I'll look into it as I have a some freetime today.
@apintocr thank you very much, i envy your free time!
@apintocr I wasn't being arrogant I was letting you know it didn't fix all issue on the page. Also I would assume that when someone is working a page they would like to fix the issues that are similar or surrounding.

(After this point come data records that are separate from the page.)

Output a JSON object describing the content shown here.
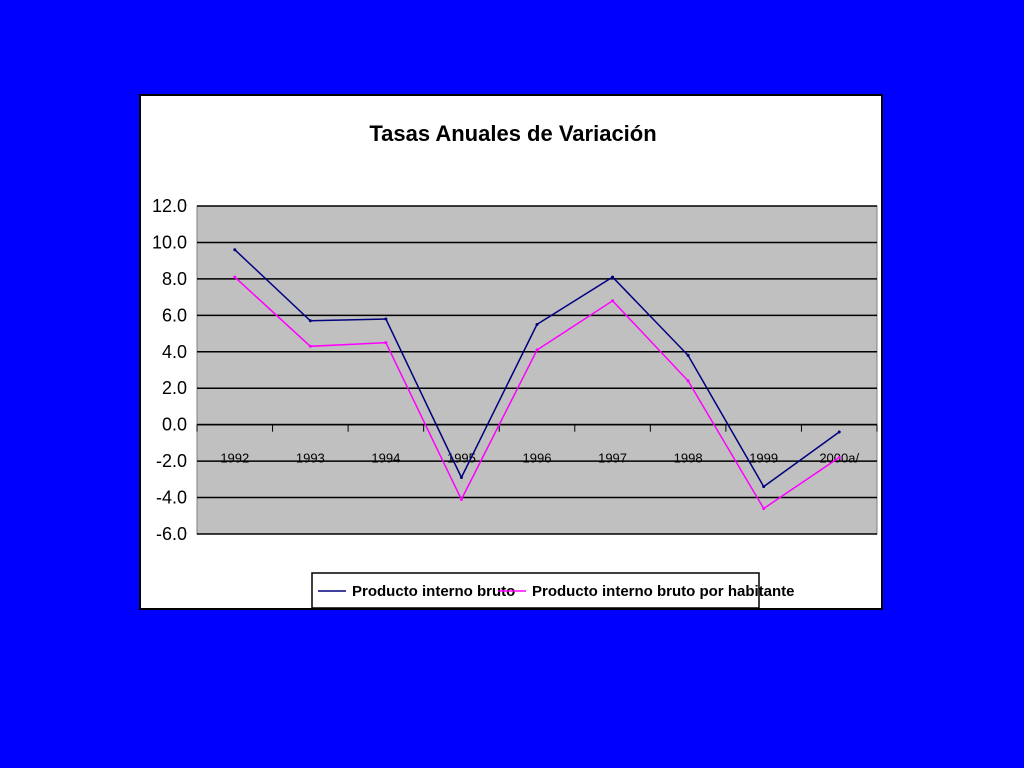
{
  "chart_data": {
    "type": "line",
    "title": "Tasas Anuales de Variación",
    "categories": [
      "1992",
      "1993",
      "1994",
      "1995",
      "1996",
      "1997",
      "1998",
      "1999",
      "2000a/"
    ],
    "series": [
      {
        "name": "Producto interno bruto",
        "color": "#00007f",
        "values": [
          9.6,
          5.7,
          5.8,
          -2.9,
          5.5,
          8.1,
          3.8,
          -3.4,
          -0.4
        ]
      },
      {
        "name": "Producto interno bruto por habitante",
        "color": "#ff00ff",
        "values": [
          8.1,
          4.3,
          4.5,
          -4.1,
          4.1,
          6.8,
          2.4,
          -4.6,
          -1.8
        ]
      }
    ],
    "yticks": [
      "12.0",
      "10.0",
      "8.0",
      "6.0",
      "4.0",
      "2.0",
      "0.0",
      "-2.0",
      "-4.0",
      "-6.0"
    ],
    "ylim": [
      -6,
      12
    ],
    "grid": true,
    "plot_background": "#c0c0c0",
    "legend_position": "bottom"
  }
}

I wasn't commenting on any of your 'coding practices' I said that the page contained unused or useless code.(not your fault) was just mentioning.
If I wanted to be a pr nazi I would but I'm not.
@eByte23 sorry if I misunderstood you (internet sometimes leads to this...) It just looked arrogant to me, but I believe it was not intentional and I apologize to you for my comment. I'm Sorry.
@Caffe1neAdd1ct I envy my free time too, specially because I have the bad habit of filling my free time with work really fast :+1:
Thanks @Caffe1neAdd1ct for stopping in and helping with some positive suggestions! (That's why I tagged you ;) ) Also thanks to @apintocr :)
@Caffe1neAdd1ct tip was crucial for a fast PR. Thank you.
@TGates71 can you pop a forum announcement up about this and get people to start patching their servers asap? I'm only on my mobile at the moment
@Caffe1neAdd1ct / @TGates71 I've made a quick fix script and a forum announcement. http://forums.sentora.org/showthread.php?tid=1767&pid=11302#pid11302
I hope you are ok with this, if not just delete the thread, I'll not be angry :)
By manipulating the data sent to the server a user can create a FTP account that allows to access the root folder of the server (running as apache user).
Details and Proof of Concept already sent to the Dev Team.